The third day begun with Don Cleveland (Ludwig Institute for Cancer Research, UCSD, San Diego, USA) relating the underlying mechanisms involved in centromere specification and functioning. Simonetta Piatti (CRBM, Montpellier, France) told us about the identification of the mechanisms involved in mitotic slippage in particular the role of the SAGA complex in this response. Jonathon Pines (Gurdon Institute, Cambridge, UK) showed us how the Spindle Assembly Checkpoint inhibitory response is generated to efficiently inhibit APC/C activation through sequestering of its activators. Daniele Fachinetti (I. Curie, Paris, France) described his latest findings on the assembly of a functional centromeric unit, in particular how CENP-A, CENP-B and CENP-C coordinate this process. Marie-Helene Verlhac (CIRB, Paris, France) told us how defects in early spindle morphogenesis or PCM assembly can impact meiosis I and lead to the generation of aneuploid oocytes. Arshad Desai (Ludwig Institute for Cancer Research, UCSD, San Diego, USA) showed us the enormous potential of the C. elegans embryo to molecularly dissect the pathways that control chromosome attachments and oscillations prior to anaphase onset. Angelika Amon (MIT, Boston, USA) related findings concerning spindle assembly in 2D and 3D-culture and how polarity and cell adhesion influence cell division and chromosome segregation. Additionally, she told us about her latest findings on the elimination of aneuploid cells. Extremely interesting discussions were generated on the role of p53 in detecting whole chromosome aneuploidies.

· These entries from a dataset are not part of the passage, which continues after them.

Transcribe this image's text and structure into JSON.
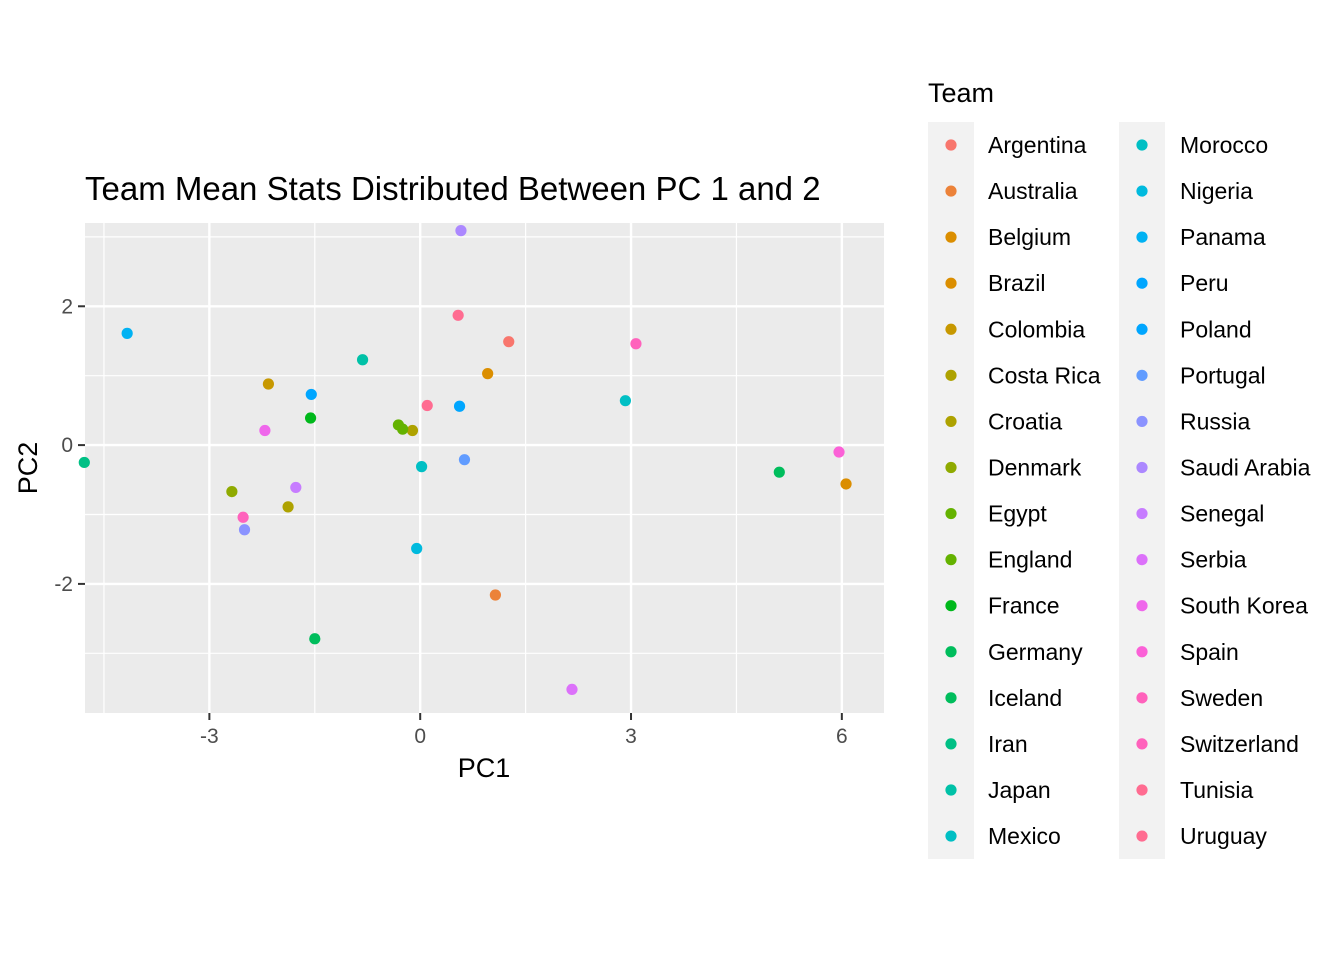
{
  "chart_data": {
    "type": "scatter",
    "title": "Team Mean Stats Distributed Between PC 1 and 2",
    "xlabel": "PC1",
    "ylabel": "PC2",
    "xlim": [
      -4.77,
      6.6
    ],
    "ylim": [
      -3.86,
      3.2
    ],
    "x_ticks": [
      -3,
      0,
      3,
      6
    ],
    "y_ticks": [
      -2,
      0,
      2
    ],
    "x_tick_labels": [
      "-3",
      "0",
      "3",
      "6"
    ],
    "y_tick_labels": [
      "-2",
      "0",
      "2"
    ],
    "grid": true,
    "background": "#ebebeb",
    "legend_title": "Team",
    "legend_position": "right",
    "teams": [
      {
        "name": "Argentina",
        "color": "#F8766D",
        "x": 1.26,
        "y": 1.49
      },
      {
        "name": "Australia",
        "color": "#EC8239",
        "x": 1.07,
        "y": -2.16
      },
      {
        "name": "Belgium",
        "color": "#DB8E00",
        "x": 0.96,
        "y": 1.03
      },
      {
        "name": "Brazil",
        "color": "#DB8E00",
        "x": 6.06,
        "y": -0.56
      },
      {
        "name": "Colombia",
        "color": "#C79800",
        "x": -2.16,
        "y": 0.88
      },
      {
        "name": "Costa Rica",
        "color": "#AEA200",
        "x": -1.88,
        "y": -0.89
      },
      {
        "name": "Croatia",
        "color": "#AEA200",
        "x": -0.11,
        "y": 0.21
      },
      {
        "name": "Denmark",
        "color": "#8FAA00",
        "x": -2.68,
        "y": -0.67
      },
      {
        "name": "Egypt",
        "color": "#64B200",
        "x": -0.31,
        "y": 0.29
      },
      {
        "name": "England",
        "color": "#64B200",
        "x": -0.25,
        "y": 0.23
      },
      {
        "name": "France",
        "color": "#00B81B",
        "x": -1.56,
        "y": 0.39
      },
      {
        "name": "Germany",
        "color": "#00BD5C",
        "x": 5.11,
        "y": -0.39
      },
      {
        "name": "Iceland",
        "color": "#00BD5C",
        "x": -1.5,
        "y": -2.79
      },
      {
        "name": "Iran",
        "color": "#00C085",
        "x": -4.78,
        "y": -0.25
      },
      {
        "name": "Japan",
        "color": "#00C1A7",
        "x": -0.82,
        "y": 1.23
      },
      {
        "name": "Mexico",
        "color": "#00BFC4",
        "x": 2.92,
        "y": 0.64
      },
      {
        "name": "Morocco",
        "color": "#00BFC4",
        "x": 0.02,
        "y": -0.31
      },
      {
        "name": "Nigeria",
        "color": "#00BADE",
        "x": -0.05,
        "y": -1.49
      },
      {
        "name": "Panama",
        "color": "#00B2F3",
        "x": -4.17,
        "y": 1.61
      },
      {
        "name": "Peru",
        "color": "#00A6FF",
        "x": 0.56,
        "y": 0.56
      },
      {
        "name": "Poland",
        "color": "#00A6FF",
        "x": -1.55,
        "y": 0.73
      },
      {
        "name": "Portugal",
        "color": "#619CFF",
        "x": 0.63,
        "y": -0.21
      },
      {
        "name": "Russia",
        "color": "#8B93FF",
        "x": -2.5,
        "y": -1.22
      },
      {
        "name": "Saudi Arabia",
        "color": "#AC88FF",
        "x": 0.58,
        "y": 3.09
      },
      {
        "name": "Senegal",
        "color": "#C77CFF",
        "x": -1.77,
        "y": -0.61
      },
      {
        "name": "Serbia",
        "color": "#DC71FA",
        "x": 2.16,
        "y": -3.52
      },
      {
        "name": "South Korea",
        "color": "#EF67EB",
        "x": -2.21,
        "y": 0.21
      },
      {
        "name": "Spain",
        "color": "#FB61D7",
        "x": 5.96,
        "y": -0.1
      },
      {
        "name": "Sweden",
        "color": "#FF62BC",
        "x": 3.07,
        "y": 1.46
      },
      {
        "name": "Switzerland",
        "color": "#FF62BC",
        "x": -2.52,
        "y": -1.04
      },
      {
        "name": "Tunisia",
        "color": "#FF6C91",
        "x": 0.1,
        "y": 0.57
      },
      {
        "name": "Uruguay",
        "color": "#FF6C91",
        "x": 0.54,
        "y": 1.87
      }
    ]
  }
}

On the last day, Zuzana Storchova (MPI, Martinsried, Germany) described the mechanisms by which aneuploid cells accumulate DNA damage leading to chromosome instability and how this can impact tumorigenesis. Keith Jones (Southampton University, Southampton, UK) told us about the mechanisms that contribute to Spindle Assembly Checkpoint silencing during meiosis I in mouse oocytes. Simon Lane (Southampton University, Southampton, UK) described an original method to reduce oocyte volume to ascertain scaling of APC/C activation and checkpoint inhibition.
With much regret, this meeting came to an end! Many factors contribute to its success. Among them, the friendly atmosphere, the excellence of science combined with the peaceful and beautiful surroundings, the sunny coffee breaks and the tasty food, made this a unique opportunity to foreseen future directions in the aneuploidy field. We can only truly thank the Fondation des Treilles for providing us with this outstanding opportunity.